Regex is good for a few very specific things, and sysadmins used to use it for goddamn everything. If all your server logs are in lightly-structured text files on a small number of servers, being able to improvise regex is damn useful for tracking down server problems. Just write a shell loop that spawns an
ssh
logging into each server and runninggrep
over the log files, to look for that weird error.These days, if you need to crunch production server logs you probably need to improvise in SQL and
jq
and protobufs or systemd assmonkery or something.But if you actually need a parser, for goodness sake use a parser combinator toolkit, don’t roll your own, especially not with regex. Describing your input language in plain Haskell is much nicer than kludging it.
(This is the “totally serious software engineering advice” forum, right?)
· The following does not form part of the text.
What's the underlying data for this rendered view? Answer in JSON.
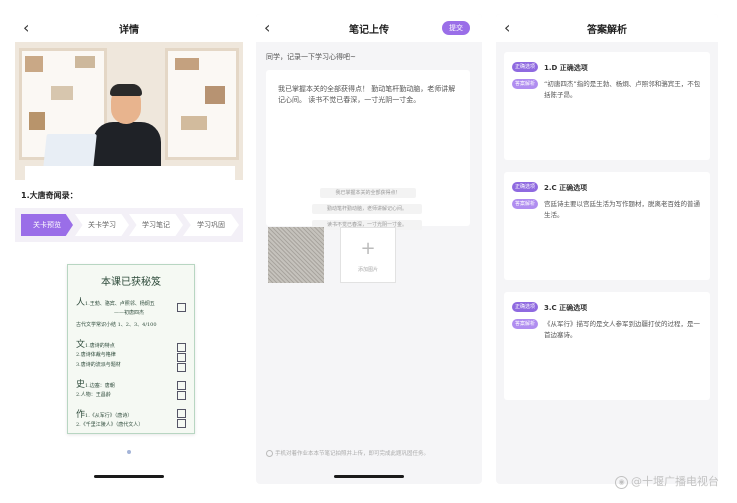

I’ve worked mostly as a data scientist / analyst but regex was being user to identify various things in the SQL database (which was viewed locally via R table). I forget the exact is cases, mostly remembering how complex some of it got… Especially after certain people were using GPT to build them.
And GPT like to make up extra bits not necessary, but my coworkers didn’t exactly have the knowledge to read regex, which lead to nobody really checking it. Now it just gives me anxiety, haha.
Average Matt Parker code
I seem to remember he wrote something in Python that took hours to run, and his community got it down to milliseconds in C.
What took Matt’s code over an entire month to run, viewers optimized so damn hard that the majority of the runtime of the code is just loading the words, so they started optimizing the code to run while the word list was loading. Takes like 4 milliseconds to load the word list, and 2 milliseconds to run the program
People joke about the Parker Square, but he’s unironically the most inspiring public figure imo. The king of Doing The Damn Thing
I remember the time he Excel’d himself.
“abbabba”
“abbabba” doesn’t match the original regex but “abbaabba” does
Good catch! Typo. Fixed.
I upvoted this because I hate it.
I upvoted you because I consider Perl write only (used to know it, now it inspires readable code as a high priority)
Let’s put it this way: You can produce unreadable code in basically any language. With Perl, it is just a bit easier.
And of course if you have the discipline of a good programmer, even your casual Perl programs should be readable. That’s what differnciates a good programmer from a hacker.
Yeah, I was younger then, perhaps less disciplined, and as always, given enough work you can decompile or regenerate anything. Still, I contend, the nature of Perl, powerful as it was, lent itself to unmaintainable messes, and I’m not talking regex’s, which is why it has faded, no amount of get gud withstanding.
Whatever you do, don’t get in a time machine back to 1998 and become a Unix sysadmin.
I have to admit that using CL-PPCRE does not really help me understanding the regexp any better. But this may be because I deal with complex regexps for decades now, and I just read them.
I was a sysadmin with some Linux usage in 1998, does that count?